Wolf didn't make eye contact when they approached him. He was standing next to the boot.

“Um, Wolf...” Paul started, and was dislodged slightly by Kalli making her way into the front seat of the car beside him. “Get in the back seat. I'm sorry. I was... wrong to think that it was a good idea for you to be in the boot of the car. Nah. It's cool. Get in the back.”

“You're sure?” Wolf grinned slightly, his white, perfect teeth glinting behind his slightly parted lips.

“Yeah. Come on.”

He clambered into the back and Paul couldn't help but think that he had made a huge mistake.

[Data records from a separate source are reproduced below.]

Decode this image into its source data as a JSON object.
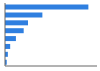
{
  "chart_data": {
    "type": "bar",
    "orientation": "horizontal",
    "categories": [
      null,
      null,
      null,
      null,
      null,
      null,
      null,
      null
    ],
    "values": [
      290,
      130,
      80,
      65,
      38,
      18,
      10,
      6
    ],
    "color": "#2f7fe0",
    "xlim": [
      0,
      320
    ],
    "tick_labels": false
  }
}
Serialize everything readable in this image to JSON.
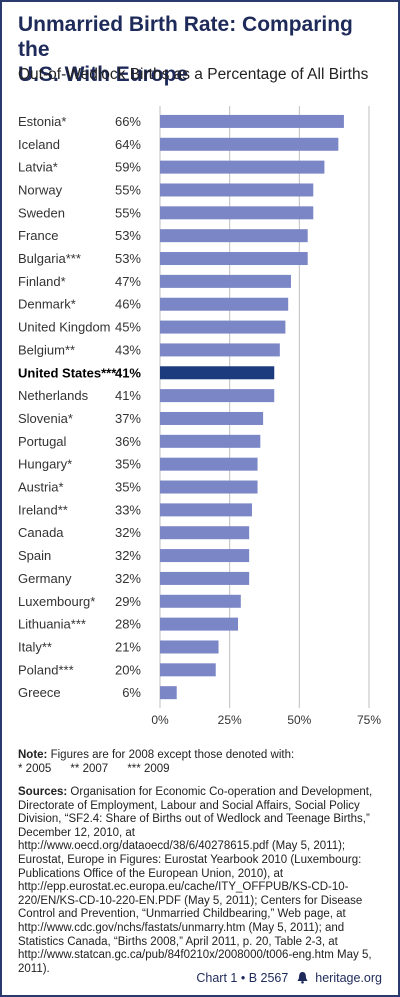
{
  "header": {
    "title_line1": "Unmarried Birth Rate: Comparing the",
    "title_line2": "U.S. With Europe",
    "subtitle": "Out-of-Wedlock Births as a Percentage of All Births"
  },
  "chart_data": {
    "type": "bar",
    "orientation": "horizontal",
    "title": "Unmarried Birth Rate: Comparing the U.S. With Europe",
    "subtitle": "Out-of-Wedlock Births as a Percentage of All Births",
    "categories": [
      "Estonia*",
      "Iceland",
      "Latvia*",
      "Norway",
      "Sweden",
      "France",
      "Bulgaria***",
      "Finland*",
      "Denmark*",
      "United Kingdom",
      "Belgium**",
      "United States***",
      "Netherlands",
      "Slovenia*",
      "Portugal",
      "Hungary*",
      "Austria*",
      "Ireland**",
      "Canada",
      "Spain",
      "Germany",
      "Luxembourg*",
      "Lithuania***",
      "Italy**",
      "Poland***",
      "Greece"
    ],
    "values": [
      66,
      64,
      59,
      55,
      55,
      53,
      53,
      47,
      46,
      45,
      43,
      41,
      41,
      37,
      36,
      35,
      35,
      33,
      32,
      32,
      32,
      29,
      28,
      21,
      20,
      6
    ],
    "value_labels": [
      "66%",
      "64%",
      "59%",
      "55%",
      "55%",
      "53%",
      "53%",
      "47%",
      "46%",
      "45%",
      "43%",
      "41%",
      "41%",
      "37%",
      "36%",
      "35%",
      "35%",
      "33%",
      "32%",
      "32%",
      "32%",
      "29%",
      "28%",
      "21%",
      "20%",
      "6%"
    ],
    "highlight": "United States***",
    "xlim": [
      0,
      75
    ],
    "xticks": [
      "0%",
      "25%",
      "50%",
      "75%"
    ],
    "xlabel": "",
    "ylabel": "",
    "grid": true,
    "colors": {
      "bar": "#7b86c6",
      "highlight": "#1c3a7e",
      "grid": "#bfbfbf"
    }
  },
  "notes": {
    "label": "Note:",
    "text": "Figures are for 2008 except those denoted with:",
    "denotations": "* 2005      ** 2007      *** 2009"
  },
  "sources": {
    "label": "Sources:",
    "text": "Organisation for Economic Co-operation and Development, Directorate of Employment, Labour and Social Affairs, Social Policy Division, “SF2.4: Share of Births out of Wedlock and Teenage Births,” December 12, 2010, at http://www.oecd.org/dataoecd/38/6/40278615.pdf (May 5, 2011); Eurostat, Europe in Figures: Eurostat Yearbook 2010 (Luxembourg: Publications Office of the European Union, 2010), at http://epp.eurostat.ec.europa.eu/cache/ITY_OFFPUB/KS-CD-10-220/EN/KS-CD-10-220-EN.PDF (May 5, 2011); Centers for Disease Control and Prevention, “Unmarried Childbearing,” Web page, at http://www.cdc.gov/nchs/fastats/unmarry.htm (May 5, 2011); and Statistics Canada, “Births 2008,” April 2011, p. 20, Table 2-3, at http://www.statcan.gc.ca/pub/84f0210x/2008000/t006-eng.htm May 5, 2011)."
  },
  "footer": {
    "chart_ref": "Chart 1 • B 2567",
    "site": "heritage.org",
    "icon": "liberty-bell-icon"
  }
}
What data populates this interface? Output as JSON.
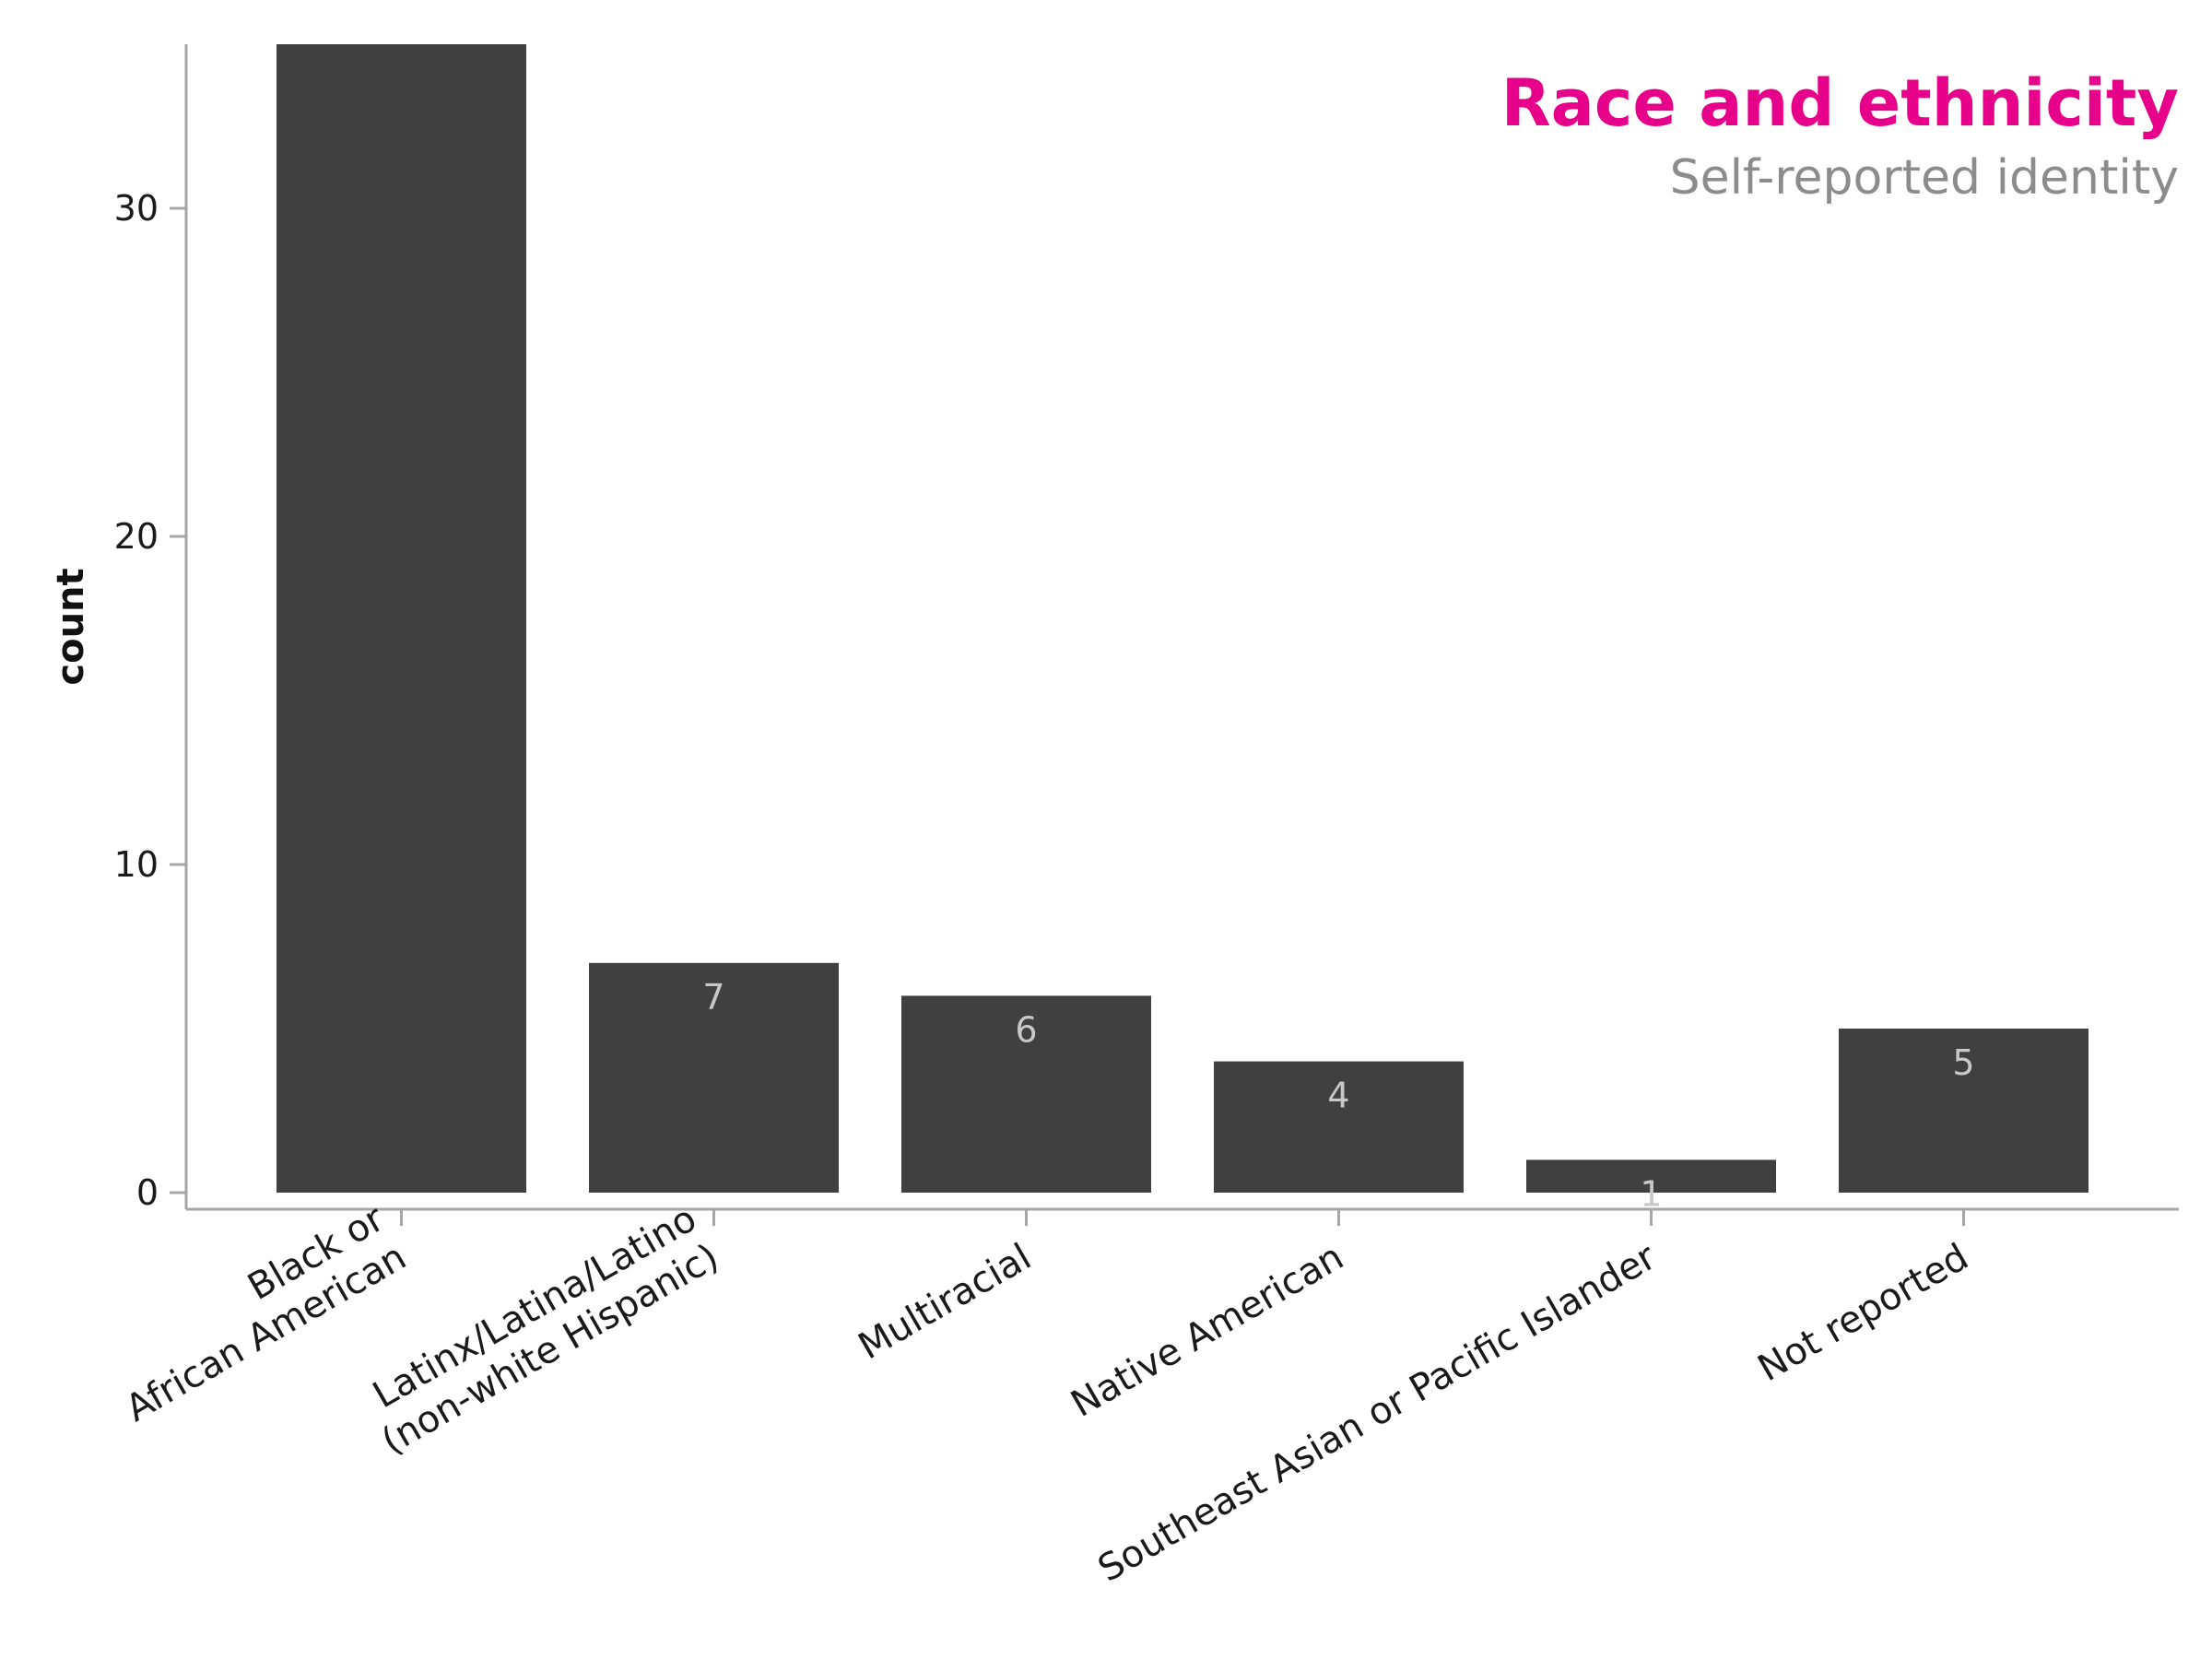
{
  "chart_data": {
    "type": "bar",
    "title": "Race and ethnicity",
    "subtitle": "Self-reported identity",
    "xlabel": "",
    "ylabel": "count",
    "categories": [
      [
        "Black or",
        "African American"
      ],
      [
        "Latinx/Latina/Latino",
        "(non-white Hispanic)"
      ],
      [
        "Multiracial"
      ],
      [
        "Native American"
      ],
      [
        "Southeast Asian or Pacific Islander"
      ],
      [
        "Not reported"
      ]
    ],
    "values": [
      35,
      7,
      6,
      4,
      1,
      5
    ],
    "value_labels": [
      "",
      "7",
      "6",
      "4",
      "1",
      "5"
    ],
    "ylim": [
      0,
      35
    ],
    "yticks": [
      0,
      10,
      20,
      30
    ],
    "grid": false,
    "legend": "none",
    "colors": {
      "bar": "#404040",
      "value_label": "#c8c8c8",
      "title": "#e6008a",
      "subtitle": "#8c8c8c",
      "axis": "#a6a6a6",
      "background": "#ffffff"
    }
  }
}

“Besides, he'll need to be in the back for customs,” Kalli said when he climbed back in and fired the engine.

“Good point,” Paul replied, “do you have a passport, Wolf?”

“Of course,” he replied. “How else would I get to Berlin?”

He saw from the corner of his eye his female companion flash a glance at him. “Of course,” he told himself. “Of course.”

Getting onto the ferry was a surprisingly simple task. Wolf complied completely - for all his strange name and habit of attracting weird monsters, he had all the correct documentation. And of course both of the main couple had known that their road trip was very likely to necessitate international travel and had come prepared. A couple of waves from the border staff, a lot of queuing and a quick scrabble for money and cards and they were on. Both the students felt a strange sense of dry excitement as they drove slowly into the hold of the ferry, like the one so familiar to those who ferry on holiday.

They descended into the hold, turned off the engine and clambered up the cold metal steps into the main part of the ferry and immediately found an empty row of chairs they decided to colonise. As they all curled up, too sleepy to argue, they slept in tandem as soon as their heads hit the headrest.